Поэтому вчера, когда я выползла припасть к культурке, пустая сцена в 20:00 не стала для меня неожиданностью. Как и то, что в 20:10 она всё же заполнилась прилично одетыми людьми – ну такие, не в майках. Не как в зале – там только женщины слегка нарядились, среди них даже была одна дурочка в чёрном платье-футляре, спасибо, что без жемчуга, но в её оправдание я могу сказать, что мне просто больше некуда носить шелка в нашей деревне. А тут всё-таки камерный оркестр пилит реквием Моцарта, украсить себя в такой ситуации богоугодно и рукопожатно.

Когда все расселись, и люди со сцены и из зала с интересом посмотрели друг на друга, с галёрки раздался негромкий, но аутентичный крик петуха. Все немножко посмеялись и приготовились начинать, но тут у старушки из третьего ряда звякнула эсэмэска. Все доброжелательно оборотились на неё и подождали, дескать, давай, бабанька, гаси свою пикалку, чтоб потом без обид. И натурально после этого за весь концерт никто не опозорился.

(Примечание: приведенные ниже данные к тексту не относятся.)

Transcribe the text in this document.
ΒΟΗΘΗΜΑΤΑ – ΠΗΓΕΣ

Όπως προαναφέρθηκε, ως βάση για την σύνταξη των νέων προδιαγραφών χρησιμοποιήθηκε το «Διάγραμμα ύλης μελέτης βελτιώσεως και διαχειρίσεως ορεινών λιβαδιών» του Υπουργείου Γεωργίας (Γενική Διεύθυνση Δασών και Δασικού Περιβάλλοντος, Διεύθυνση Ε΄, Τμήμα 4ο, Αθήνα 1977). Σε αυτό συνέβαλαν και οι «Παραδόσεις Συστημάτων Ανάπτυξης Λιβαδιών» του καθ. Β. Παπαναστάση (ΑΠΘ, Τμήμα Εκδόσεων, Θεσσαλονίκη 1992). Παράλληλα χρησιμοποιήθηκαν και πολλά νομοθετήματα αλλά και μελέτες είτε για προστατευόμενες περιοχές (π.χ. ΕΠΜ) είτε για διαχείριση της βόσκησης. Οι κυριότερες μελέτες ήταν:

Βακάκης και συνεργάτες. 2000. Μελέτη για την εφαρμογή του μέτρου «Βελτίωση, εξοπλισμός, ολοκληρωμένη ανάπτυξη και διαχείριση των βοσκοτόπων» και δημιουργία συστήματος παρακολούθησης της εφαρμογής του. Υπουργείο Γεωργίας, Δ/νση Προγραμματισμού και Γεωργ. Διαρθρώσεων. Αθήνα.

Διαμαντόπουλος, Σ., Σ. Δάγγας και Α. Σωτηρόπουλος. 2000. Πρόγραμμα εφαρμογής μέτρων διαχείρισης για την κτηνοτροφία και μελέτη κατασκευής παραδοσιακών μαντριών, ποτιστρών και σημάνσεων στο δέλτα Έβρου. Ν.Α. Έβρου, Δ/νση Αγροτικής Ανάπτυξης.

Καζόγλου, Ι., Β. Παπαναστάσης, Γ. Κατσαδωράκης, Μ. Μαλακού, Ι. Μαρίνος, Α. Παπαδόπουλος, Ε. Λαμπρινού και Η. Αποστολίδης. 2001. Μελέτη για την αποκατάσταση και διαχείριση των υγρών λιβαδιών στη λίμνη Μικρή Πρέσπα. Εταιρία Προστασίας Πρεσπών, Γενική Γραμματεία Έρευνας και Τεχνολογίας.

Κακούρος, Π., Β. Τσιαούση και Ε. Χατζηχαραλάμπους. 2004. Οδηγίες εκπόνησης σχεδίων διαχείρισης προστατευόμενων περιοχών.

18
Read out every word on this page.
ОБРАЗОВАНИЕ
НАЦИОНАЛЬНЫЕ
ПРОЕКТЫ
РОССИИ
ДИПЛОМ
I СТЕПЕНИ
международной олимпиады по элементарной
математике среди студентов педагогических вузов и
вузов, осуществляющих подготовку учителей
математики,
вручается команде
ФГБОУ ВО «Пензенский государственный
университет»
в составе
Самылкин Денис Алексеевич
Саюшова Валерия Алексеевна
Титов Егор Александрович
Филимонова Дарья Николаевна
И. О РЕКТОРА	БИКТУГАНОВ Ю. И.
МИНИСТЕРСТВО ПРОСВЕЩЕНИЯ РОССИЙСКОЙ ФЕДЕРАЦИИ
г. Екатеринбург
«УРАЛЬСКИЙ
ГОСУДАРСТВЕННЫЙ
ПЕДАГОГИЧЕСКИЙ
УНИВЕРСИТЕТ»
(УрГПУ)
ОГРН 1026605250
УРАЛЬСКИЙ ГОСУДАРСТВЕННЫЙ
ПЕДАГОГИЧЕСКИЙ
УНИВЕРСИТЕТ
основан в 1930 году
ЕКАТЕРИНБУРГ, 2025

Затем все живо поднялись и исполнили Атикву[23] в сопровождении оркестра. Пели слаженно, с душой, не хуже Масяни, слова знали.

Дирижёр ушёл и тут же вернулся с флейтой, по всему было видно – щас. Я не читала программку и с большим подозрением глядела на сцену, потому что немножко знаю этот трек Моцарта, и не то чтобы придираюсь, но где, например, хор? Ладно, это Израиль, хор, допустим, на гастролях пока не похолодает, но арфа им зачем? А чувак с флейтой тем временем начал отрабатывать свой гонорар, и никаких претензий, он и дудел, и приплясывал, и даже слегка махал.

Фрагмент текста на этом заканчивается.